Today’s book post is from Josianne Fitzgerald. Josianne is the elementary librarian at the International School of Tianjin. She has agreed to do all 3 posts this week - YAY! I've never known much about the Chinese New Year. Here is my big chance to learn! And your chance, too!
Read more information about Josianne below.
Books for Chinese New Year
by Josianne Fitzgerald
This year, the Chinese New Year will fall start on 10 February. The celebration will last for two weeks and is also called the Spring Festival, as it marks the end of winter and the beginning of spring.
Here is a list of my favorite books to read aloud during Chinese New Year. I always start out with the non-fiction to tune in to what the students already know and to help them make connections from that prior knowledge to the fiction stories that will follow.

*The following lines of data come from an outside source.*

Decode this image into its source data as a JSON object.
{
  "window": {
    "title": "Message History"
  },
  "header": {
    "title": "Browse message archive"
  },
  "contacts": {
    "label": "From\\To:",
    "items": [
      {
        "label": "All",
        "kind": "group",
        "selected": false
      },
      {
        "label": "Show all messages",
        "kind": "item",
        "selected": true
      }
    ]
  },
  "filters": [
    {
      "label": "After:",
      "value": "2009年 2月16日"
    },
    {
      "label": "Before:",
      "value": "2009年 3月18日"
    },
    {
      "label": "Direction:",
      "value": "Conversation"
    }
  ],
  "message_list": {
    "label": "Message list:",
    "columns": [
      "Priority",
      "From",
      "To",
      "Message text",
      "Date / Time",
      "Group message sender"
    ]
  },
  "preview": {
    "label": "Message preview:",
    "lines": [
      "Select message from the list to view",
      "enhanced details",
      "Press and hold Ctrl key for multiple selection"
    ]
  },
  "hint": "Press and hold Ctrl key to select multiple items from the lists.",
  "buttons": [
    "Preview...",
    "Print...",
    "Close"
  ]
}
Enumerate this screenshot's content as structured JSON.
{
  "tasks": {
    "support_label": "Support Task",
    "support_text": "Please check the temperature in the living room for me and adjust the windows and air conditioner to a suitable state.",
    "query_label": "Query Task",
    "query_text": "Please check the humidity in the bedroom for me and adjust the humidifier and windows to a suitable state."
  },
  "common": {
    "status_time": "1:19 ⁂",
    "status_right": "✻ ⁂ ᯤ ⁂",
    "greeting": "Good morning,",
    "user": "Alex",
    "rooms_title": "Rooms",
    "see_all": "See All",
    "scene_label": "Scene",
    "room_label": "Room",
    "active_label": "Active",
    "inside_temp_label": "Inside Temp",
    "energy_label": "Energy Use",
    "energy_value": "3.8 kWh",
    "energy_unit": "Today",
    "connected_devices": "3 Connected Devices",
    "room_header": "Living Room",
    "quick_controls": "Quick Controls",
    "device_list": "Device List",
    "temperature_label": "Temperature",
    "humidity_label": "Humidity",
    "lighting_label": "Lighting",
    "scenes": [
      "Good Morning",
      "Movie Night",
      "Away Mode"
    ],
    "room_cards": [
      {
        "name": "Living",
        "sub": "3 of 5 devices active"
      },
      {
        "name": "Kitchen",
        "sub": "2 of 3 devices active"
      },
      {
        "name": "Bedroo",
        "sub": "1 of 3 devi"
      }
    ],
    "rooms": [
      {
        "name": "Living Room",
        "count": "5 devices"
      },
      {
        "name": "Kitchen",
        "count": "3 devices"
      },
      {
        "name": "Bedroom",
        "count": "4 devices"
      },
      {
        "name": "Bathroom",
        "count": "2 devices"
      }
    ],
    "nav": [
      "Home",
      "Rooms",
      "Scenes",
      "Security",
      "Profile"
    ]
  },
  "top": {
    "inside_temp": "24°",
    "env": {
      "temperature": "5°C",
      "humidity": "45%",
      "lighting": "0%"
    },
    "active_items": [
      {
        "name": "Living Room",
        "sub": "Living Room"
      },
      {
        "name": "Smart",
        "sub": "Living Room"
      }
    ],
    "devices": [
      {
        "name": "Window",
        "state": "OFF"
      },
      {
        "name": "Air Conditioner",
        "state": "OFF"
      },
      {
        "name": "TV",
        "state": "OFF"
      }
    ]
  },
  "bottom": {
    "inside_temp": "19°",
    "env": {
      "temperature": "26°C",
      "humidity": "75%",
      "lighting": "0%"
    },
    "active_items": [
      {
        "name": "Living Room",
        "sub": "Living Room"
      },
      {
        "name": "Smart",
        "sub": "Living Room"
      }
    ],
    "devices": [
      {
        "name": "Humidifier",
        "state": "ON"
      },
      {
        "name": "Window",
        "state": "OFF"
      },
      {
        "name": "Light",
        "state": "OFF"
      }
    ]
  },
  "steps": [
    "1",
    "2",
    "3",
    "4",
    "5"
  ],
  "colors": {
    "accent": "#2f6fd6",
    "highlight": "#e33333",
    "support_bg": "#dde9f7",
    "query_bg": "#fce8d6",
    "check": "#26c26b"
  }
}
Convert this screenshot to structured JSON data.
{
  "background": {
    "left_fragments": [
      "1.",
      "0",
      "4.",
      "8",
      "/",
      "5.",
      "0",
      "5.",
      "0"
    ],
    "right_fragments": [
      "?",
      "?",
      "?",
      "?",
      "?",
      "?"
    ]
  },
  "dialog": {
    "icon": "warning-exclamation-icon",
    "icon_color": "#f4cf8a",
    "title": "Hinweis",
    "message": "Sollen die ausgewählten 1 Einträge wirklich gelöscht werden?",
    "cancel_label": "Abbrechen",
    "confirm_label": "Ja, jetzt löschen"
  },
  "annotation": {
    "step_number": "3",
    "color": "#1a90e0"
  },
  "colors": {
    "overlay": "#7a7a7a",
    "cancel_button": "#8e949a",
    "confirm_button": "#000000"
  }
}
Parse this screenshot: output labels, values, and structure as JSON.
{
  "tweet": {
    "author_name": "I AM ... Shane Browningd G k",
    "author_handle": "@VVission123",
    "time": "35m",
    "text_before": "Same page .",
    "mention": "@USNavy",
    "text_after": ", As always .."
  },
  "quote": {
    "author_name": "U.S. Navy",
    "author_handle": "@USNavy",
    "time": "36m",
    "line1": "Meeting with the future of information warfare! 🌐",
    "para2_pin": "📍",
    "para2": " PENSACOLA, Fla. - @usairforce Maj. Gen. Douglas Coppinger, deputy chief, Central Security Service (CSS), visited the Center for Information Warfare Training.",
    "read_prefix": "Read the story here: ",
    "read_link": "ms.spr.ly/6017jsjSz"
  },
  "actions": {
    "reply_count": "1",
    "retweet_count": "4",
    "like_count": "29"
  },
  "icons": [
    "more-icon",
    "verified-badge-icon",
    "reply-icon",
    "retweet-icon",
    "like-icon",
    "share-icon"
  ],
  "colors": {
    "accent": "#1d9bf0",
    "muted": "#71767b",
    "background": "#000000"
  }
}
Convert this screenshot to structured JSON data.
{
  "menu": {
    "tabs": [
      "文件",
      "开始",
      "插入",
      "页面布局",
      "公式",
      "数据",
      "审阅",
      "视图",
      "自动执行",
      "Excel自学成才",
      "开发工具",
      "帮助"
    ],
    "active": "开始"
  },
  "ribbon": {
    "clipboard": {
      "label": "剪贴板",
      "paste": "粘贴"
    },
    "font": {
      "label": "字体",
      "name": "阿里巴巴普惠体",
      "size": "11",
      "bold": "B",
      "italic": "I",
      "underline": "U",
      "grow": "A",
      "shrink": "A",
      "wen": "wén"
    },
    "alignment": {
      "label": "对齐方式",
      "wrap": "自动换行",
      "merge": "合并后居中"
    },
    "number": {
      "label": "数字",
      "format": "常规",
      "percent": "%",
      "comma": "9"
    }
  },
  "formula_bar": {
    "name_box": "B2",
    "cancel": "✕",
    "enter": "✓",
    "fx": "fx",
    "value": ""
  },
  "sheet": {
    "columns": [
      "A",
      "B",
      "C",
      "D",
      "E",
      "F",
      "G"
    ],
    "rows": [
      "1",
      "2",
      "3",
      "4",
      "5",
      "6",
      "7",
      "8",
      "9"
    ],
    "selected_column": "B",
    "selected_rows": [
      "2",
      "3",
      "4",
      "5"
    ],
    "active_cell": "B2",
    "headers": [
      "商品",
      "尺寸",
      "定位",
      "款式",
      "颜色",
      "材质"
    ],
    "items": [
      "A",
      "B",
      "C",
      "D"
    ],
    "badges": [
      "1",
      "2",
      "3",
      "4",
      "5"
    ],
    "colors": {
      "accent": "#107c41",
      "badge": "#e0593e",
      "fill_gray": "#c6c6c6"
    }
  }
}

One Year in Beijing by Wang Xioahong.
This book follows Ling Ling, a young girl in Beijing, throughout the year. While this is not dedicated only to the Spring Festival, it helps set the celebration within the calendar year.
Celebrations! by Anabel and Barnaby Kindersley.
The two author photographers traveled the world for a year looking at how children and their families celebrate holidays. Chinese New Year is included in the section for spring celebrations. I like this non-fiction book because of its beautiful and plentiful photographs, and the interviewed children's perspective on the holidays they celebrate.
Moonbeams, Dumplings and Dragon Boats by Nina Simmonds, Leslie Schwarz and the Children's Museum of Boston.
This book presents facts, tales and activities for several Chinese holidays including Chinese New Year. The watercolor illustrations are beautiful and colorful. This is a book that I bring out for a short read at each of the holidays featured: Chinese New Year and the Lantern Festival, Tomb Sweeping Day, Dragon Boat Festival and the Mid-Autumn Moon Festival.
Colorful illustrations and a simple text convey the excitement of the Chinese New Year. A trio of Chinese American girls get ready for the celebration. They sweep the old luck away, get new haircuts and clothes, put up rhyming couplets and decorate their house. At the end, they go to the parade where a dragon takes center stage.
A Chinese grandmother explains to her young granddaughter, who is frightened by the noisy, bright fireworks on the eve of Chinese New Year, how it came to be that Chinese people celebrate the holiday with bright lights and much noise. The illustrations by Zhong-Yang Huang are magnificent, full of detail and drama. Combined with David Bouchard's lyrical text, this is a perfect story for lap reading on a dark winter's night.
The Kitchen God by Kim Xiong.
Many families in China have a kitchen god who watches over them, both to protect them and to make sure they are behaving. Shortly before the Chinese New Year, the Kitchen God will travel to the Jade Palace to report on the family to the Heavenly Emperor. In this cheerfully illustrated story, a family makes sure that the Kitchen God presents a favorable report despite their occasional misbehaviours. While the translation from the Chinese is a bit clunky at times, the illustrations by Kim Xiong are superb.
This is hands-down my favorite book to read aloud. Set in modern day China, this is the story of Long-Long and his grandfather, who go to the big city to sell cabbages from their farm. They run into trouble and Long-Long worries that they will not be able to sell enough cabbages for all the shopping they would like to do for the Spring Festival. The illustrations are wonderful, watercolor on rice paper. The street market where the story takes place is mostly a thing of the past now, as they have been replaced by indoor markets that are warmer and more sanitary, at least in the larger cities. Still, the illustrations remind me of what markets used to be like 12 years ago when we first arrived in China. That, the detailed illustrations and the heart-warming story of little Long-Long, make this a great book to share.
This cheerful tale is perfect for a read-aloud. Bright illustrations add to the fun. A poor Chinese man who works for the richest man in Beijing trades his family's last eggs for a magic wok that changes their fortunes, and that of the rich man, forever.
Josianne Fitzgerald is the elementary librarian at the International School of Tianjin. She has been an international school teacher for 17 years. Originally, she and her husband thought to travel the world as international educators and taught in Venezuela, Egypt, and Lebanon before coming to China and falling in love with its culture and dynamism. They have been in Tianjin for 12 years and will remain for at least one more.
As a librarian, Josianne is committed to helping students inquire meaningfully into themes of their interest. Along with her students, she is learning to tap the rich resources of the Internet and is supremely happy to be living in the 21st century.
She blogs on library matters for her international school community at IST Library and Information Literacy Center. She tweets on library and information technology under the handle @fitziane.
What a wonderful bunch of books! The posts on Wednesday and Friday will have more information about Chinese New Year. Such fun!